コロナが始まった頃のブラジルの様子
周囲の駐妻との良い関係を続け、現地の知り合いも増えました。南米を中心に旅行に行ったり、ボランティア活動をしたり充実した日々が2年ほど続いた頃、コロナがやって来ました。コロナは私達の暮らしを大きく変えました。
日本人家族のほとんどは、会社の方針で日本へ一時避難帰国をしました。帰国する彼女達もまた、突然の不可抗力により駐在生活を中断する事になりました。
我が家は夫の仕事の都合で残留が決まり、2020年の4月の末には、私の周りには数人の駐妻しか残っていませんでした。
「また、戻って来れるのかな?」「このままじゃ終われない」「まだ、やり残した事があるのに」など、みんなそれぞれの胸に複雑な気持ちが渦巻いたと言います。
残る私も、いつという確信の持てない「またね」という挨拶に、胸が痛くなりました。
それから半年ほどすると、同じ地区に最後までいたご家族がアメリカへの転勤が決まり、私は地域唯一の日本人駐妻になってしまいました。かつて25人ほどいた駐妻たち。何かと頼りにしてたのに、ひとりぼっちとは。
そもそも人に会うこともなかったけれど、それでももう近くには誰も居ないのだと思うと、少し心細くなりました。
世界中がパンデミックに振り回され、心の問題を抱える人も少なくないと感じる事が多くなりました。自分自身も「明日のことは分からない、とにかく今日を何とか生きなくては」という気持ちでした。
そして、年の瀬が近くなった頃、夫の帰任について内示が出ました。最後の一年、どこへも行けず、何もしてないのに、これで駐在生活が終わるんだな〜と、やや消化不良な気持ちになりました。
私の中にも、「こんなはずではなかったのに」という思いが少なからず込み上げました。
帰国した祖国日本の景色
その後、コロナ禍で帰国した人達が、それぞれのモヤモヤする胸の内を語ってくれました。
「日本の暮らしが窮屈に感じる」
「予定外の帰国に、心がついていかない」
「なんだか胸にポッカリ穴が空いたみたい」
「日本は自分の国なのに、違和感がある」
「海外での出来事は、あまり話せないかんじ」など、異口同音に、なぜかしっくり来ないと言います。

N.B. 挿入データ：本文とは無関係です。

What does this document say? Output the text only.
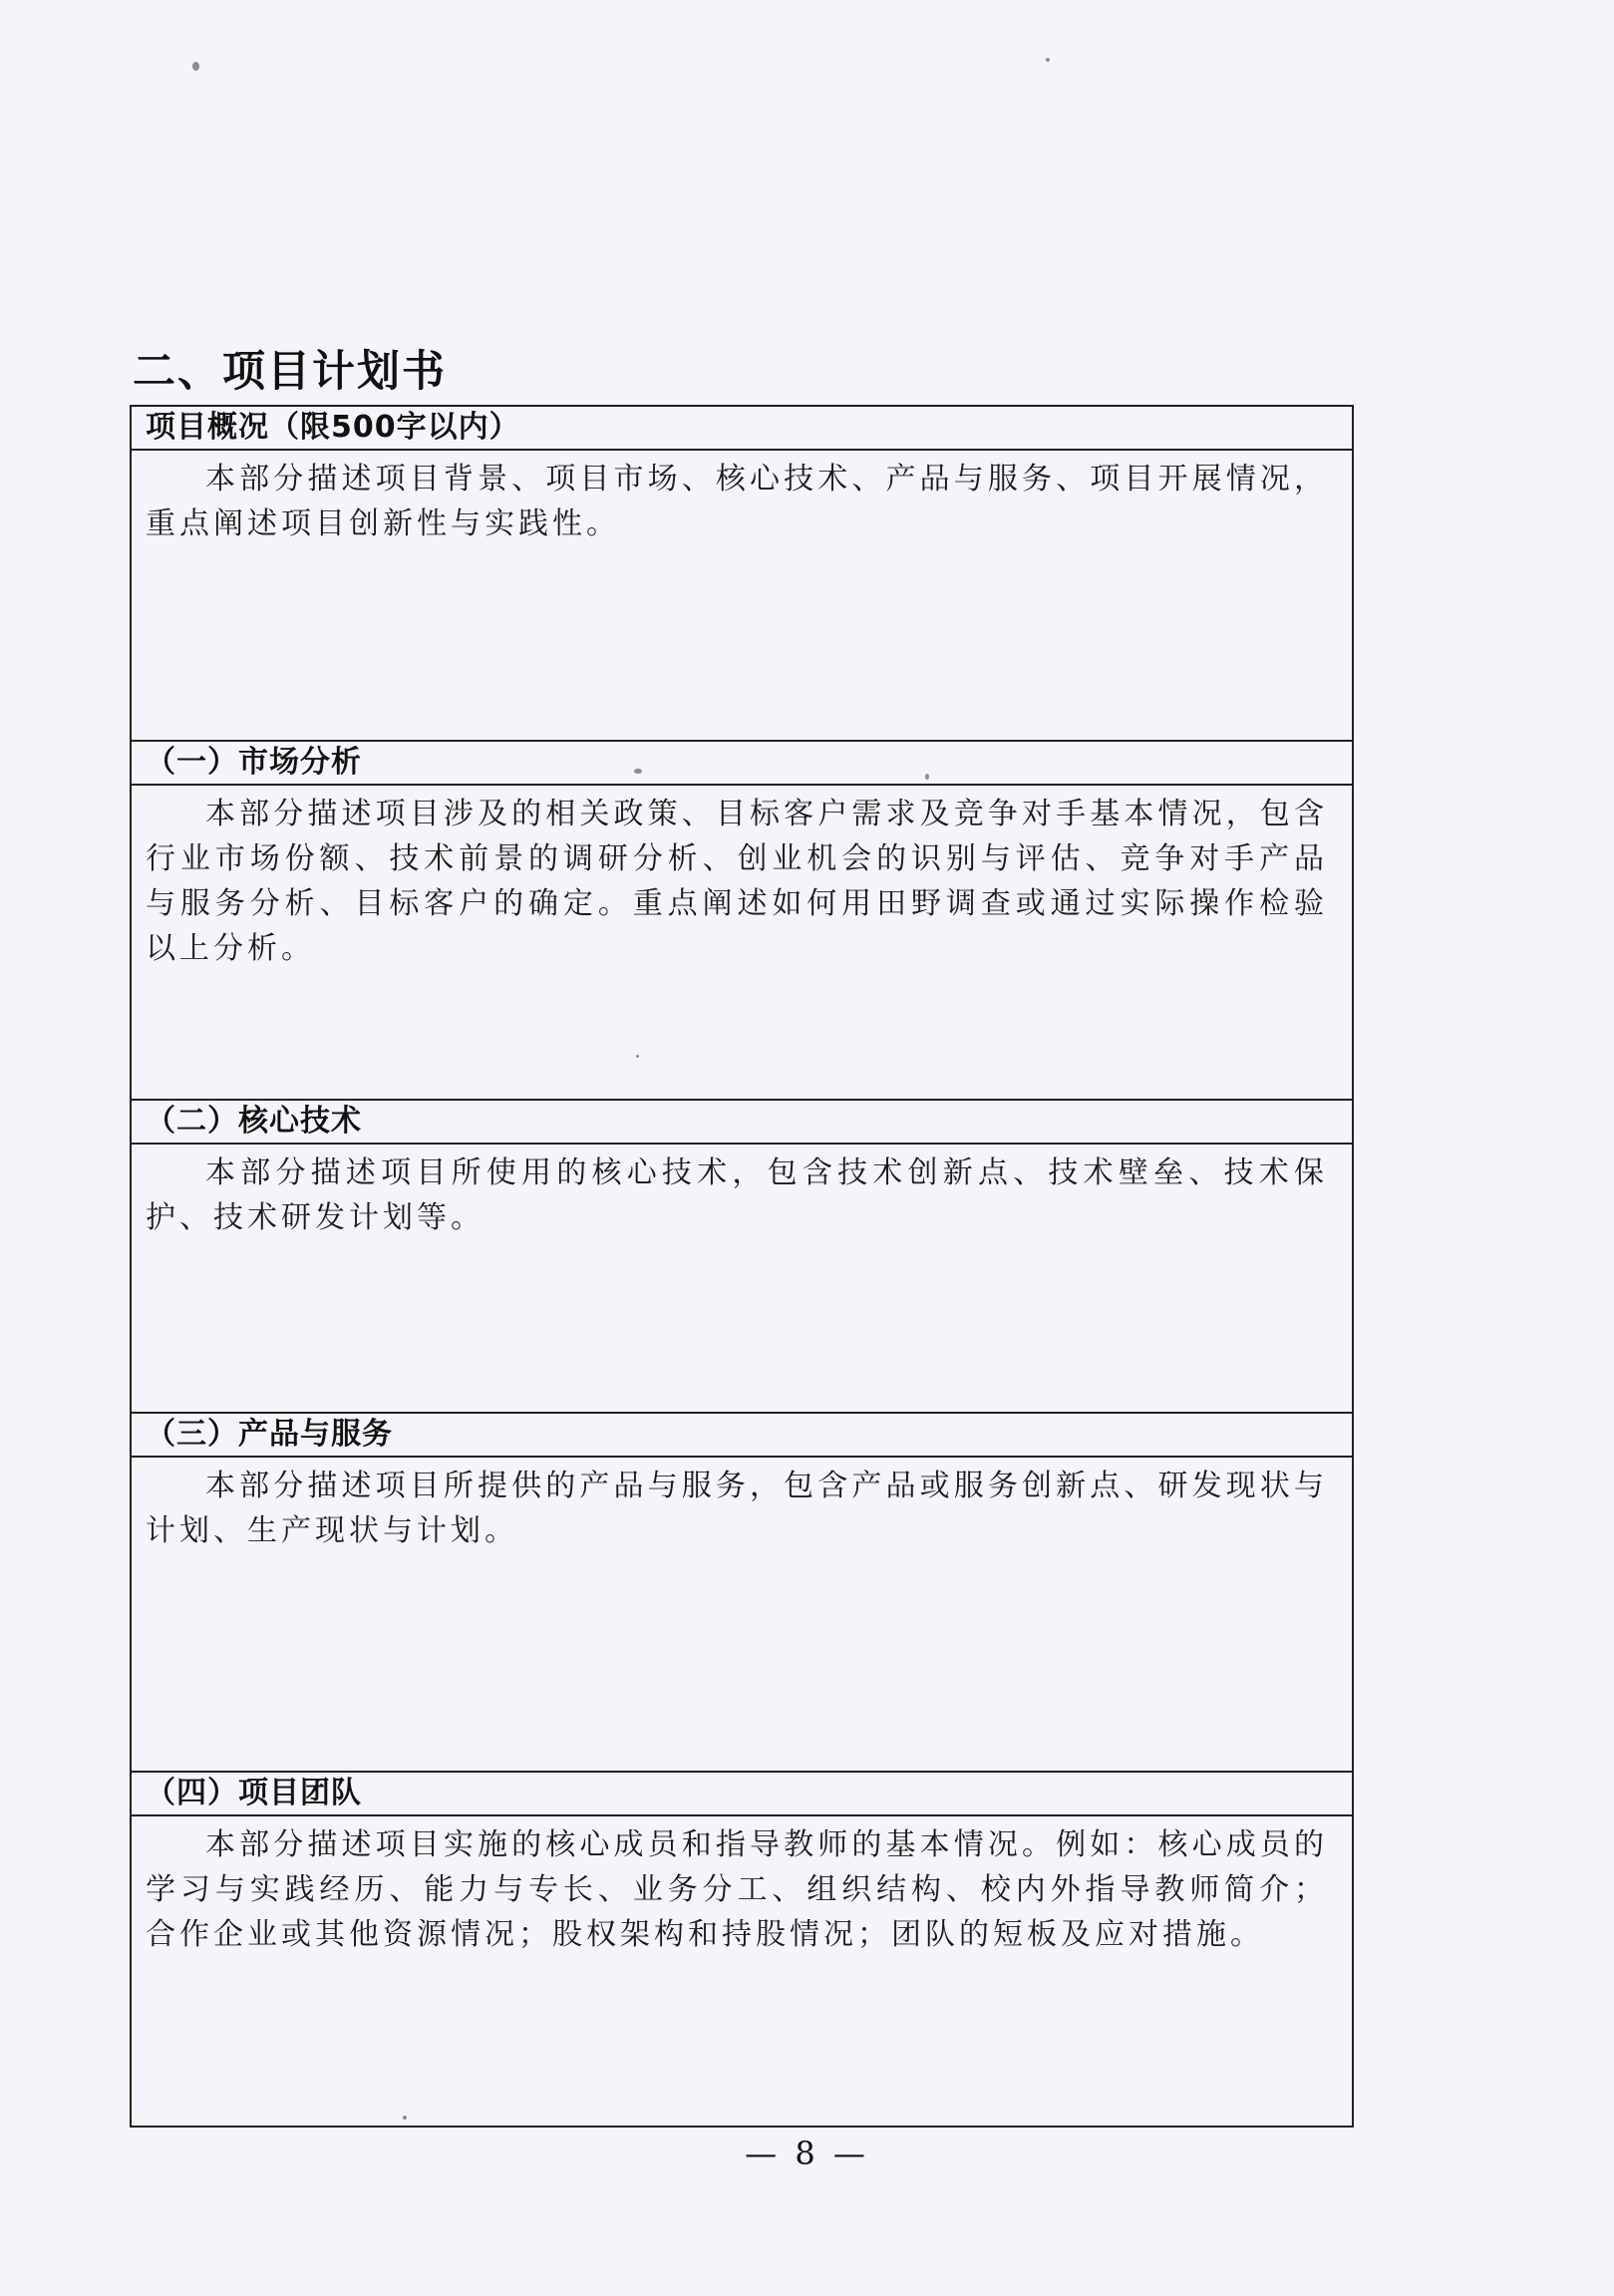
二、项目计划书
项目概况（限500字以内）
本部分描述项目背景、项目市场、核心技术、产品与服务、项目开展情况，重点阐述项目创新性与实践性。
（一）市场分析
本部分描述项目涉及的相关政策、目标客户需求及竞争对手基本情况，包含行业市场份额、技术前景的调研分析、创业机会的识别与评估、竞争对手产品与服务分析、目标客户的确定。重点阐述如何用田野调查或通过实际操作检验以上分析。
（二）核心技术
本部分描述项目所使用的核心技术，包含技术创新点、技术壁垒、技术保护、技术研发计划等。
（三）产品与服务
本部分描述项目所提供的产品与服务，包含产品或服务创新点、研发现状与计划、生产现状与计划。
（四）项目团队
本部分描述项目实施的核心成员和指导教师的基本情况。例如：核心成员的学习与实践经历、能力与专长、业务分工、组织结构、校内外指导教师简介；合作企业或其他资源情况；股权架构和持股情况；团队的短板及应对措施。
— 8 —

実はこの感じ、私も薄ら感じます。コロナで色々な事が変わってしまい、余計に以前の日本とは違う感じがします。ニューノーマルと称して、これまでにない事が取り入れられています。一方で、街中や電車の人混みの多さには、ビックリ。
来た来た!これは、噂の「リバースカルチャーショック」に違いありません。
リバースカルチャーショックとは、海外生活を終えて自分の慣れ親しんだ環境(文化圏や国)に戻ってきた人が経験する、自分の文化への再適応に伴い感じてしまう驚きや戸惑いのことです。
それでもまた、生活を立て直さなくてはなりません。帰国後最初の2週間は、自粛生活で身動きが取れませんでした。その後、引越、役所巡り、荷物が届く、荷解き、足りない物を揃えたり、とにかく目まぐるしく動きました。
身体はフル回転ですが、心は空回りします。何故だろう、自分の国にいるのに、またモヤモヤします。
再度フリーランスとして働こうと考えているので、これまでご縁のあったところや新たなお仕事相手を模索中です。コロナの影響もあり、ややゆっくり目ですが、ありがたい事にいくつかお仕事は入っています。
しかし私には、特にココという行く場所はありません。それにひきかえ、夫にはとりあえず会社という行くべきところがあります。
日本から海外へ出た時も、海外から日本へ戻った時も、その土地の文化や生活に馴染もうと努力すればするほど、自分の居場所や立ち位置を探し、悶々とします。
戻ってきたココ日本そのものが、自分にとってのHomeというわけではなく、自分が居心地良くいられる場所や立場が、本当のHomeなのだと思います。
海外生活後のリバースカルチャーショック、そうなるのはよくある事で、当たり前なのです。逆に海外に出たからこそ知ったこと、感じた事もあって、それは間違いなく新しい経験値になっているのです。
これから日本へ帰国する方、またはいつか帰国する方、行きも帰りも、心は揺れます。
でも、知っておけば大丈夫!環境変化の中で、頑張ったからこそ、この心理的動きが大きいのです。